Critical, constructive approaches to co-creation in participatory research
Doctoral School of Communication and Arts at Roskilde University
Course description
The course is designed for PhD students who are engaged in co-creation in participatory research in any field or topic area across the humanities and social sciences. We understand participatory research as a heterogeneous terrain embracing different kinds of Action. Research and other research currents in which processes of “co-creation” are central. Key principles across the approaches include respect, equity and inclusion, active learning, democratic participation, collective action, making a difference and personal integrity. According to the principles of participatory research, academic researchers and people with personal experience of the topic under study – for example, as health or social service users, community members or professionals – co-create knowledge through dialogue across difference. Often, arts-based research methodologies are used in order to elicit experiential, embodied, affective and aesthetic ways of knowing, in line with the participatory ideal of democratising knowledge production and goals of social transformation and justice. However, co-creation in participatory research is fraught with tensions which arise in the disconnect between the alluring, seductive promise of dialogue with respect to transformative social change and its messy complexities in practice. The course will home in on the tensions and address the following tricky questions:
What does the “co” in “co-creation” consist of in practice? *What is the role of the participatory researcher, and how is control over the research process shared by co-researchers and researchers?
How does power come into play in dynamics of inclusion and exclusion in co-creation across different ways of knowing and with what consequences for the co-created knowledge and the scope for action of the different participants?
How can we work in PhD projects with relational ethics of care, theories of co-creation and arts-based participatory methodologies in critical, reflexive ways that attend to these dynamics in the sociopolitical and organisational contexts in which co-creation takes place?
How can we integrate analyses of the tensions arising from dynamics of inclusion and exclusion into the research process to generate knowledge about the potentials and challenges of co-creation and as a foundation for a relational research ethics?

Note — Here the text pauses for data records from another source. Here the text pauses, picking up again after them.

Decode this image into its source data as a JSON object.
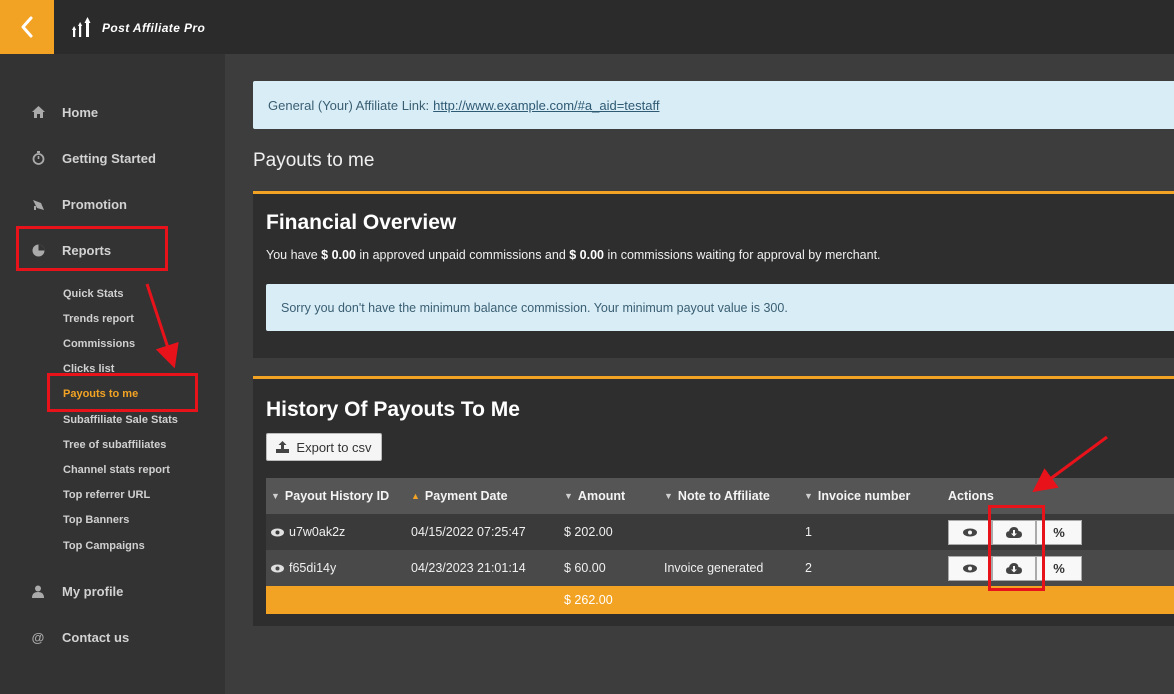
{
  "header": {
    "app_name": "Post Affiliate Pro"
  },
  "sidebar": {
    "items": [
      {
        "label": "Home"
      },
      {
        "label": "Getting Started"
      },
      {
        "label": "Promotion"
      },
      {
        "label": "Reports"
      },
      {
        "label": "My profile"
      },
      {
        "label": "Contact us"
      }
    ],
    "reports_submenu": [
      "Quick Stats",
      "Trends report",
      "Commissions",
      "Clicks list",
      "Payouts to me",
      "Subaffiliate Sale Stats",
      "Tree of subaffiliates",
      "Channel stats report",
      "Top referrer URL",
      "Top Banners",
      "Top Campaigns"
    ]
  },
  "affiliate_link": {
    "label": "General (Your) Affiliate Link:",
    "url": "http://www.example.com/#a_aid=testaff"
  },
  "page_title": "Payouts to me",
  "financial_overview": {
    "title": "Financial Overview",
    "text_1": "You have ",
    "approved_amount": "$ 0.00",
    "text_2": " in approved unpaid commissions and ",
    "waiting_amount": "$ 0.00",
    "text_3": " in commissions waiting for approval by merchant.",
    "notice": "Sorry you don't have the minimum balance commission. Your minimum payout value is 300."
  },
  "history": {
    "title": "History Of Payouts To Me",
    "export_label": "Export to csv",
    "columns": [
      "Payout History ID",
      "Payment Date",
      "Amount",
      "Note to Affiliate",
      "Invoice number",
      "Actions"
    ],
    "sorted_column": "Payment Date",
    "rows": [
      {
        "id": "u7w0ak2z",
        "date": "04/15/2022 07:25:47",
        "amount": "$ 202.00",
        "note": "",
        "invoice": "1"
      },
      {
        "id": "f65di14y",
        "date": "04/23/2023 21:01:14",
        "amount": "$ 60.00",
        "note": "Invoice generated",
        "invoice": "2"
      }
    ],
    "total": "$ 262.00",
    "percent_label": "%"
  },
  "colors": {
    "accent": "#f2a324",
    "highlight": "#e8121b",
    "info_bg": "#d9edf7"
  }
}
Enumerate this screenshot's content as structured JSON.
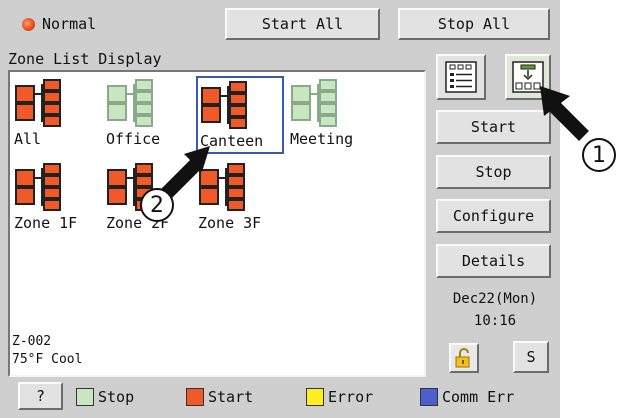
{
  "header": {
    "status_label": "Normal",
    "start_all_label": "Start All",
    "stop_all_label": "Stop All"
  },
  "zone_list": {
    "title": "Zone List Display",
    "zones": [
      {
        "label": "All",
        "state": "start"
      },
      {
        "label": "Office",
        "state": "stop"
      },
      {
        "label": "Canteen",
        "state": "start",
        "selected": true
      },
      {
        "label": "Meeting",
        "state": "stop"
      },
      {
        "label": "Zone 1F",
        "state": "start"
      },
      {
        "label": "Zone 2F",
        "state": "start"
      },
      {
        "label": "Zone 3F",
        "state": "start"
      }
    ],
    "info_line1": "Z-002",
    "info_line2": "75°F  Cool"
  },
  "side": {
    "list_view_icon": "list-view-icon",
    "icon_view_icon": "icon-view-icon",
    "start_label": "Start",
    "stop_label": "Stop",
    "configure_label": "Configure",
    "details_label": "Details",
    "date": "Dec22(Mon)",
    "time": "10:16",
    "lock_icon": "lock-icon",
    "s_label": "S"
  },
  "legend": {
    "help_label": "?",
    "items": [
      {
        "label": "Stop",
        "color": "#c8e6c0"
      },
      {
        "label": "Start",
        "color": "#f05a28"
      },
      {
        "label": "Error",
        "color": "#ffee22"
      },
      {
        "label": "Comm Err",
        "color": "#4a5fd0"
      }
    ]
  },
  "colors": {
    "start": "#f05a28",
    "stop": "#c8e6c0",
    "selection": "#3a5ab0"
  },
  "annotations": {
    "callout_1": "1",
    "callout_2": "2"
  }
}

The aim of the course is to support participants’ PhD projects by presenting critical and constructive approaches to the complexities of co-creation across multiple stakeholders, knowledge forms and knowledge interests. We will bring participatory research into dialogue with poststructuralist, social constructionist and new materialist, posthumanist strands of qualitative inquiry. This will involve exploring ways of working across participatory research, with its critical focus on power in the service of goals of social justice and social change and current seams of qualitative and post-qualitative inquiry, with their new materialist, posthumanist focus on performative world-making and the embodied, creative and playful. Across the course, we will work with the interplay between metatheoretical assumptions, relational ethics, theory, arts-based, creative methodologies and methods, empirical material and practice. Drawing on many years of experience in, and in-depth knowledge of, participatory inquiry, the course teachers will offer many practical examples.
The course will be organised along interactive, dialogic lines as a space for collaborative learning with a combination of teacher presentations, workshops, group discussions of texts and PhD project feedback sessions.